Opportunity cost, while definitely central to economics, is a particularly bad quantity to use for efficiency. An opportunity cost is necessarily counterfactual: it is the value of what we give up, not what we actually have. Although we can often estimate an opportunity cost, because it is counterfactual, it cannot be measured directly. In the sense that I was using it in the original post, efficiency is a post hoc consideration: it tells you how well your theoretical model works, and you can't create a post hoc consideration on theoretical grounds.
Not only is opportunity cost counterfactual, it's also fundamentally equivocal: the opportunity cost can change based on different ways of setting up the counterfactual. Again, the Prisoner's Dilemma shows this equivocation very simply. If you consider the opportunity cost against the Nash Equilibrium, then the opportunity cost of cooperation is always larger than the opportunity cost of defection, regardless of the other actor's move.

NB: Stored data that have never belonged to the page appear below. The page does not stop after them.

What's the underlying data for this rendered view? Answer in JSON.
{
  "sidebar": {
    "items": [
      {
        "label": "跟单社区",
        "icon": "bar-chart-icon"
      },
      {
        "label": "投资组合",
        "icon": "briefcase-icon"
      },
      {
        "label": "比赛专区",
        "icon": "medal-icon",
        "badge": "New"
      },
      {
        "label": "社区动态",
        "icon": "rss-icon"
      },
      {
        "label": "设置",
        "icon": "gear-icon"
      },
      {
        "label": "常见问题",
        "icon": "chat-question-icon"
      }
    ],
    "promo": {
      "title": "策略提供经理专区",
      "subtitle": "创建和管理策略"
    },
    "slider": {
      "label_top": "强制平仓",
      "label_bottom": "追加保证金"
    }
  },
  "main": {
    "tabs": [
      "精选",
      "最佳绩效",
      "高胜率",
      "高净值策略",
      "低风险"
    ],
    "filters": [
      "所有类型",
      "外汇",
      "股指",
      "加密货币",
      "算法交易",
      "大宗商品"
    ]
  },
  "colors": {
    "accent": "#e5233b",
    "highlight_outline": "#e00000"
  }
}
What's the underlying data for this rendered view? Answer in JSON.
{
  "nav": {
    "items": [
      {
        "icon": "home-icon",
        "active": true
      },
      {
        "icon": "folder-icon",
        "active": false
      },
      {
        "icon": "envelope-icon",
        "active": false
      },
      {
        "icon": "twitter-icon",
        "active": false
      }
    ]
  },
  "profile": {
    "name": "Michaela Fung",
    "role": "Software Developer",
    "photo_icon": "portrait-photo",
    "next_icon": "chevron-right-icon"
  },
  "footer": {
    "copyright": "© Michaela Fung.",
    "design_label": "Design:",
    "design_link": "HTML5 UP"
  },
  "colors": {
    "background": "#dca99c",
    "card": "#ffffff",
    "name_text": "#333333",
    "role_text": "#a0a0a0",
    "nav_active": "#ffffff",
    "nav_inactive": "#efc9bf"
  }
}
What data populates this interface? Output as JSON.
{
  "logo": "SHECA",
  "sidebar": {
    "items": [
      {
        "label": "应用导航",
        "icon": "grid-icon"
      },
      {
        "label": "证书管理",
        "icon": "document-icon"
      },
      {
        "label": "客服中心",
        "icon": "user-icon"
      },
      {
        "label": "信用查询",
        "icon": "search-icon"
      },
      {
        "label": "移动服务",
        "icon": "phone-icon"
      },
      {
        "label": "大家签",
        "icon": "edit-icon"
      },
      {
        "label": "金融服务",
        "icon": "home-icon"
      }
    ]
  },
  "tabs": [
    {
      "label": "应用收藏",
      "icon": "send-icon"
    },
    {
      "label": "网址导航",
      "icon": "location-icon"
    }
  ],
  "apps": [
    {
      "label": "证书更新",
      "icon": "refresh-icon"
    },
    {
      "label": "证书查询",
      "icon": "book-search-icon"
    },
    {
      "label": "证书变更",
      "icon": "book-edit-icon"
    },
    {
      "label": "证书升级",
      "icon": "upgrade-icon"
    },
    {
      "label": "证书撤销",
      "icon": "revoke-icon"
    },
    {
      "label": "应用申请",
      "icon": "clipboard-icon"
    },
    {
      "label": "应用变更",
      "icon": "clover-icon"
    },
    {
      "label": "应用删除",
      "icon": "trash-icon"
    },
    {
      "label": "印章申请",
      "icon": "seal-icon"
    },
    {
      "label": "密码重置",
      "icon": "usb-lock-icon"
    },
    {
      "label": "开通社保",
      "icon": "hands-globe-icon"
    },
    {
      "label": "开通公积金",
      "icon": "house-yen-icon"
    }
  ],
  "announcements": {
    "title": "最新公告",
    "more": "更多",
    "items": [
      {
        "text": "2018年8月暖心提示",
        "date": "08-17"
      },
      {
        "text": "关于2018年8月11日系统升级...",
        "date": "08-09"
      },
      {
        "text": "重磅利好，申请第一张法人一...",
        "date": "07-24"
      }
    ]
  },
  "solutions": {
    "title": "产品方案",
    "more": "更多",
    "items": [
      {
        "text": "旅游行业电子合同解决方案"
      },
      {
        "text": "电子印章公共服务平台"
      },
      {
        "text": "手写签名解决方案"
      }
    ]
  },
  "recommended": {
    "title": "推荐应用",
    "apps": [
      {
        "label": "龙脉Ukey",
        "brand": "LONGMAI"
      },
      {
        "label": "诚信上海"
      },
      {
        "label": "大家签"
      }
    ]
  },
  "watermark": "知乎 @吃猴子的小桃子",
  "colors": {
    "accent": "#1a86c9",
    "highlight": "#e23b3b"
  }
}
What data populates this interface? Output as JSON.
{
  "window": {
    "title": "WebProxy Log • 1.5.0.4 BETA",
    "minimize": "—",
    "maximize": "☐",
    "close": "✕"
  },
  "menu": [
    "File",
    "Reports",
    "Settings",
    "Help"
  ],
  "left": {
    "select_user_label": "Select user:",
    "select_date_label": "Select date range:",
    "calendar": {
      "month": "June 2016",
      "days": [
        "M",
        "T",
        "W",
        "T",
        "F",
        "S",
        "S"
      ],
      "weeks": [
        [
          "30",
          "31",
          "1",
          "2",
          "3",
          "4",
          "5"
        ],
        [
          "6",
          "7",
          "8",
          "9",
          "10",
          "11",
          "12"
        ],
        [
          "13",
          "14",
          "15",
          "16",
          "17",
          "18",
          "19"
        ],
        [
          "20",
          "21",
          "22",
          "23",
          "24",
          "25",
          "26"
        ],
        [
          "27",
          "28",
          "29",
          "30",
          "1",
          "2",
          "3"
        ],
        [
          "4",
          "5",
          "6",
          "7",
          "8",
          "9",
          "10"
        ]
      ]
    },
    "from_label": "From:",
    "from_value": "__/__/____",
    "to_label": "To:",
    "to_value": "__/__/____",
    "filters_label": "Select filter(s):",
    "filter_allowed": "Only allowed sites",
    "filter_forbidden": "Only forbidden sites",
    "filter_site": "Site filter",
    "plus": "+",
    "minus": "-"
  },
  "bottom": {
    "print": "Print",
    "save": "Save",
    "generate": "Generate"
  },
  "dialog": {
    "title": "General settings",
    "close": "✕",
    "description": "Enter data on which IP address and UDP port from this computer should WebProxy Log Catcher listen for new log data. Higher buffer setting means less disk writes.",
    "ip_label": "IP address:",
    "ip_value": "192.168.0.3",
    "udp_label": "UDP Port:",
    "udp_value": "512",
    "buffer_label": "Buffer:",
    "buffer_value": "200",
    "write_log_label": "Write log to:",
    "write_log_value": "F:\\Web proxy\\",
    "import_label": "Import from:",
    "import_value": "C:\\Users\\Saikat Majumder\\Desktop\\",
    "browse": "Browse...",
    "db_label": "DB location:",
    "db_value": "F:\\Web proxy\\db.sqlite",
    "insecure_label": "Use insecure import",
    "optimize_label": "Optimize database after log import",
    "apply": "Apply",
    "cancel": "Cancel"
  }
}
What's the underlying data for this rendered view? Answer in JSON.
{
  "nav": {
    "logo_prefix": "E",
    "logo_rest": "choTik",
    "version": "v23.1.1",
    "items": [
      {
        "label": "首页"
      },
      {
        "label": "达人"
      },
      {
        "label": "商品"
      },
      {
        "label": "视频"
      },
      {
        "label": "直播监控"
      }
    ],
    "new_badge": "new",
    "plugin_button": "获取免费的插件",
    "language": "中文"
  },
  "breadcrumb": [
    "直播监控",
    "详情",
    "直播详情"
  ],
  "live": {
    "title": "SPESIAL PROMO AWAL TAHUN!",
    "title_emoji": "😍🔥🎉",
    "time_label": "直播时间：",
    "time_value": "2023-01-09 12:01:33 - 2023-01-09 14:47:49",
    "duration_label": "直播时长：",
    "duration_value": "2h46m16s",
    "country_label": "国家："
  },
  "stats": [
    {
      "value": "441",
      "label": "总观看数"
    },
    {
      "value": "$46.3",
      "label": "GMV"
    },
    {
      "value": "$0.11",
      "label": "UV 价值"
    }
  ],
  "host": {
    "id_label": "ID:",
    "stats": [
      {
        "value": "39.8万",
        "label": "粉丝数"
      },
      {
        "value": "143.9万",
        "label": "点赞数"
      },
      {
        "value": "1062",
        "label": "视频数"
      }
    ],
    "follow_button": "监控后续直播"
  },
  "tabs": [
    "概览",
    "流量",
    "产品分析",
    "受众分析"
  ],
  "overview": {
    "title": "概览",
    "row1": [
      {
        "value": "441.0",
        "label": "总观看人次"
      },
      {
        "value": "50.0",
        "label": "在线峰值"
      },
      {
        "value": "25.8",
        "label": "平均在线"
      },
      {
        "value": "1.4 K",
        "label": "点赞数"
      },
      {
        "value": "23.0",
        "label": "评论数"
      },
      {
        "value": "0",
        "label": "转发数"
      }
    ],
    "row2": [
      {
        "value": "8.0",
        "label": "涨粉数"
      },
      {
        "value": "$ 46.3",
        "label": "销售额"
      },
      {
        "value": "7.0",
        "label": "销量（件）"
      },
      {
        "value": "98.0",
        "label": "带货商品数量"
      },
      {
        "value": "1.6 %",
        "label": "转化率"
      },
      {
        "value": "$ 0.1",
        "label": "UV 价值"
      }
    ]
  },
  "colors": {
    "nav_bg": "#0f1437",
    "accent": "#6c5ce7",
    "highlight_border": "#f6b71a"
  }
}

On the other hand, the opportunity cost of mutual defection is greater than the opportunity cost of mutual cooperation. Neither construction is "more valid" than the other; it's just the case that the opportunity cost is equivocal in many decisions. Since opportunity costs can be equivocal, any measure of efficiency based on opportunity cost can also be equivocal.
Although opportunity cost is indeed central to economics — everything's a trade-off — precisely because it is central we want to use other, more directly measurable variables to evaluate efficiency. We can measure, for example, value obtained (which might be subjective, but is at least real) and hours worked, to obtain a useful measure of efficiency. These real measures of efficiency can give us a better understanding of our economy than trying to estimate a counterfactual, equivocal quantity.
[Update 10/21/11] There are a lot of other reasons why Xero's idea is really bad, not the least of which is that it turns a (at least nominally) democratic institution into an explicitly plutocratic system. That reason is, however, almost entirely political, and I wanted to make a specifically economic critique of the idea.
I strongly suspect that Xero is not part of the 1%, who would, under his scheme, have near-absolute control over government spending and would use that control for their own benefit, not Xero's (or mine). I'm continually astonished at the propensity of people to come up with schemes to not only justify but also intensify their own slavery.